Carla Simón, réalisatrice du remarqué "Été 93", est donc revenue à Berlin pour présenter "Alcarràs", portrait d’une famille entre insouciance estivale et résistance nécessaire face à une situation qui met en danger leur gagne pain. Exploitant depuis deux générations des terres dont ils ne sont propriétaires que par une promesse faite autrefois, le film est surtout l’occasion de faire un constat implacable sur un monde paysan qui ne rapporte plus assez et qui se trouve menacé par d’autres fonctions promises à des terres pourtant fertiles. Nous sommes en effet en Catalogne, entre vergers et potagers bios, mais les descendants des propriétaires ont décidé d’implanter des panneaux photovoltaïques à la place des arbres. Une menace qui plane sur les lieux dès le début du film, suggérée par cet engin qui vient enlever la vieille deux chevaux rouillée dans laquelle jouaient les enfants dans la première scène.
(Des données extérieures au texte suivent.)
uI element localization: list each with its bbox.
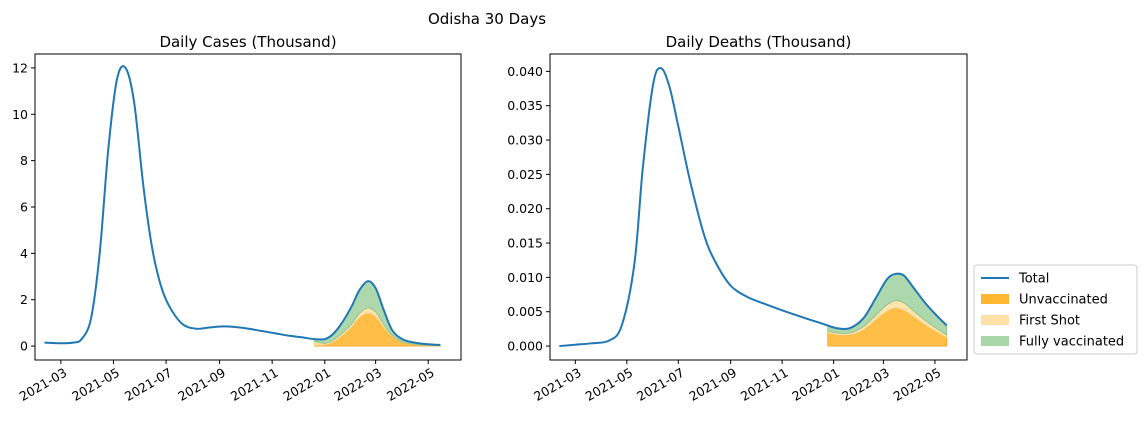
deaths-x-tick-label: 2022-05 — [891, 365, 944, 404]
cases-y-tick-label: 2 — [20, 292, 28, 307]
cases-y-tick-label: 6 — [20, 200, 28, 215]
deaths-y-tick-label: 0.000 — [507, 339, 543, 354]
deaths-x-tick-label: 2021-11 — [738, 365, 791, 404]
deaths-x-tick-label: 2021-03 — [531, 365, 584, 404]
cases-total-line — [44, 65, 441, 346]
deaths-y-tick-label: 0.035 — [507, 98, 543, 113]
cases-x-tick-label: 2021-07 — [122, 365, 175, 404]
legend-label-total: Total — [1018, 272, 1049, 287]
deaths-y-tick-label: 0.020 — [507, 201, 543, 216]
deaths-x-tick-label: 2021-09 — [686, 365, 739, 404]
legend-label-fully-vaccinated: Fully vaccinated — [1019, 335, 1124, 350]
cases-x-tick-label: 2022-05 — [384, 365, 437, 404]
deaths-chart-title: Daily Deaths (Thousand) — [666, 33, 852, 51]
deaths-y-tick-label: 0.015 — [507, 236, 543, 251]
deaths-x-tick-label: 2021-05 — [583, 365, 636, 404]
legend-label-first-shot: First Shot — [1019, 314, 1080, 329]
legend: Total Unvaccinated First Shot Fully vaccina… — [973, 264, 1138, 355]
figure-suptitle: Odisha 30 Days — [428, 10, 546, 28]
deaths-total-line — [559, 66, 948, 348]
cases-x-tick-label: 2022-01 — [281, 365, 334, 404]
cases-y-tick-label: 8 — [20, 153, 28, 168]
legend-swatch-first-shot — [981, 315, 1009, 325]
deaths-x-tick-label: 2021-07 — [634, 365, 687, 404]
cases-y-tick-label: 12 — [12, 60, 28, 75]
cases-y-tick-label: 0 — [20, 339, 28, 354]
cases-x-tick-label: 2021-09 — [175, 365, 228, 404]
legend-swatch-unvaccinated — [981, 294, 1009, 304]
legend-label-unvaccinated: Unvaccinated — [1019, 293, 1108, 308]
legend-frame — [973, 264, 1138, 355]
cases-x-tick-label: 2022-03 — [331, 365, 384, 404]
cases-x-tick-label: 2021-11 — [228, 365, 281, 404]
deaths-y-tick-label: 0.025 — [507, 167, 543, 182]
deaths-x-tick-label: 2022-01 — [789, 365, 842, 404]
cases-axes-frame — [34, 53, 462, 361]
cases-x-tick-label: 2021-05 — [69, 365, 122, 404]
deaths-y-tick-label: 0.030 — [507, 133, 543, 148]
cases-y-tick-label: 4 — [20, 246, 28, 261]
deaths-chart: Daily Deaths (Thousand) 0.000 0.005 0.010 0.… — [507, 33, 968, 404]
deaths-y-tick-label: 0.010 — [507, 270, 543, 285]
deaths-x-tick-label: 2022-03 — [839, 365, 892, 404]
cases-chart-title: Daily Cases (Thousand) — [159, 33, 336, 51]
cases-y-tick-label: 10 — [12, 107, 28, 122]
deaths-axes-frame — [549, 53, 968, 361]
deaths-y-tick-label: 0.005 — [507, 304, 543, 319]
cases-x-tick-label: 2021-03 — [17, 365, 70, 404]
deaths-y-tick-label: 0.040 — [507, 64, 543, 79]
legend-swatch-fully-vaccinated — [981, 336, 1009, 346]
Une manière de signifier intelligemment dès le début du métrage que le temps de l’insouciance est terminé et que vient donc celui des choix. La caméra de Carla Simón, en mode documentaire, s’attache aussi bien à capturer chaque détail de ce rude métier en pleine période de récolte, tout en permettant à chaque positionnement ou personnage d’exister. Alors que le père tente de résister à tout prix, le grand-père est dépassé par les événement, le beau frère tente de trouver une échappatoire, les enfants ne veulent que s’amuser, quant aux ados, ils se retrouvent coincés au milieu, symbole d’une génération qui n’a plus soit de choix, soit d’options. Solaire et drôle, tourné vers ce qu’il reste d’espoir, "Alcarràs" est un bel hommage à la complexité de la famille et au travail de la terre, un témoignage perturbant de la fin d’un monde. Et surtout une certaine vision d’une humanité qui se tire elle-même une balle dans le pied, non par choix mais par nécessité.